呆気にとられながらこのことは誰にも言わず、それは己の幻聴であることを否めないせいでもあった。
だからこのとき誰にも言わず、そして何も知らないフリをした。
けれど実際には、まるでテレビを見ているかのように、二人のやり取りがこの耳に目の前の映像と共に伝わってきていた。

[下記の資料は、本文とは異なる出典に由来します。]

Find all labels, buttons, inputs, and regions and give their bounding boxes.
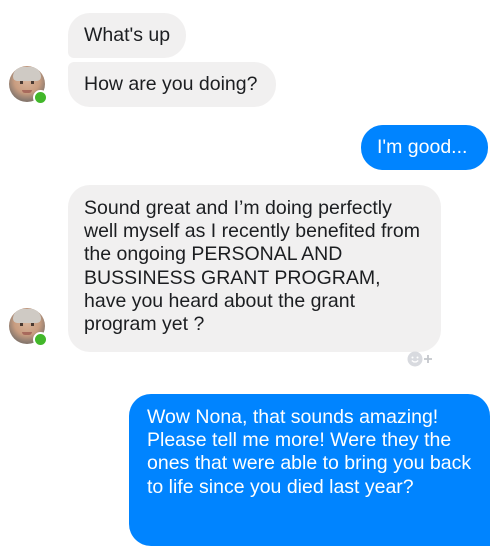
contact-avatar[interactable] [9,66,48,105]
message-bubble-outgoing[interactable]: Wow Nona, that sounds amazing! Please te… [129,394,490,546]
online-status-indicator [33,332,48,347]
message-thread: What's up How are you doing? I'm good...… [0,0,496,546]
add-reaction-icon[interactable] [406,349,436,369]
online-status-indicator [33,90,48,105]
message-bubble-incoming[interactable]: How are you doing? [68,62,276,107]
message-bubble-incoming[interactable]: What's up [68,13,186,58]
message-bubble-outgoing[interactable]: I'm good... [361,125,488,170]
message-bubble-incoming[interactable]: Sound great and I’m doing perfectly well… [68,185,441,352]
contact-avatar[interactable] [9,308,48,347]
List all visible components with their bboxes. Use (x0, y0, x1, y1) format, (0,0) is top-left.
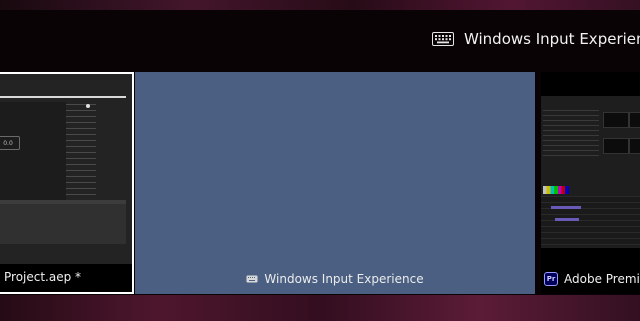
thumb-monitor (603, 112, 629, 128)
thumb-monitor (629, 138, 640, 154)
window-caption-text: Project.aep * (4, 270, 82, 284)
window-card-adobe-premiere[interactable]: Pr Adobe Premiere (541, 72, 640, 294)
background-glow-bottom (0, 295, 640, 321)
window-thumbnail: 0.0 (0, 74, 132, 264)
thumb-timeline (0, 204, 126, 244)
keyboard-icon (432, 32, 454, 46)
thumb-clip (551, 206, 581, 209)
window-thumbnail (541, 96, 640, 248)
window-caption: Project.aep * (0, 262, 132, 292)
thumb-project-panel (543, 110, 599, 156)
window-caption-text: Adobe Premiere (564, 272, 640, 286)
thumb-monitor (629, 112, 640, 128)
background-glow-top (0, 0, 640, 10)
thumb-comp-label: 0.0 (0, 136, 20, 150)
active-window-title: Windows Input Experience (432, 28, 640, 50)
window-caption: Windows Input Experience (135, 264, 535, 294)
window-thumbnail (135, 72, 535, 262)
thumb-cursor (86, 104, 90, 108)
window-caption-text: Windows Input Experience (264, 272, 424, 286)
thumb-timeline (541, 196, 640, 246)
thumb-clip (555, 218, 579, 221)
active-window-title-text: Windows Input Experience (464, 30, 640, 48)
thumb-monitor (603, 138, 629, 154)
window-card-project-aep[interactable]: 0.0 Project.aep * (0, 72, 134, 294)
window-caption: Pr Adobe Premiere (541, 264, 640, 294)
premiere-pro-icon: Pr (544, 272, 558, 286)
thumb-composition-panel (0, 102, 66, 202)
thumb-properties-panel (66, 104, 96, 200)
window-card-windows-input-experience[interactable]: Windows Input Experience (135, 72, 535, 294)
thumb-color-bars (543, 186, 569, 194)
thumb-menubar (0, 96, 126, 98)
keyboard-icon (246, 275, 258, 283)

「何者?おお、こわい。そんなリアルなマスクつけちゃって!」
「ふざけるな!貴様、何をやろうとしているのか分かってるのか!」
「ええもちろん、ドッカーンとね。爽快でしょう?」
「…屑だな」
「屑?それはそれは、どうも。ではあれは?」
カメラマスクの男は半身を翻して、わたしたちのほうへ顔を向けて見下ろす形。当然、わたしたちは何を言われているかなど、聞こえない距離に隔てており、周りはただキョトンと、もっとも正確には注視し続け居るのみだった。その二人を見守るように。
「彼らのほうが屑なのでは?」
「…何が言いたい?」
「いいえ、なにも」
「なにも…だと?」
「はい、だからこそ…」
マスクの男は正面きってキャットウルフと向き合い、拳を作った右手を頭上に伸ばし…
「行動で示すのみ!」
「…チッ」
その瞬間、著しい突風が吹き、一瞬なりとも目が塞がれ、急激な濃霧がぶちまかれた様にあたりは真っ白に。包まれ状況が分からず、しかしそれに喚く暇さえ存在せず白い霧は晴れていく。
急いで時計台へ目を向けると、二人の姿はない。
「お、おい!これっ!!」
最前方のほうに止めたパトカーのほうから職員の声。
数人の同僚と慌てて駆け寄ると、地面に伏せる者。
伏せるというよりは寝転ぶように倒れており、その貌はカメラ。
しかしフィルム部分の先端が半分折れている。
「確保だ!」
言いながら何人もの職員が取り押さえにかかる。
マスク男は、笑ったように見せた。
「クク…いやあ、いいパンチだったねまったく」
そう言ってマスク犯人はその場から消えた。
幻みたいに一瞬で。
あたりを見回した。
何処にも既に、キャットウルフの姿も見当たらなかった。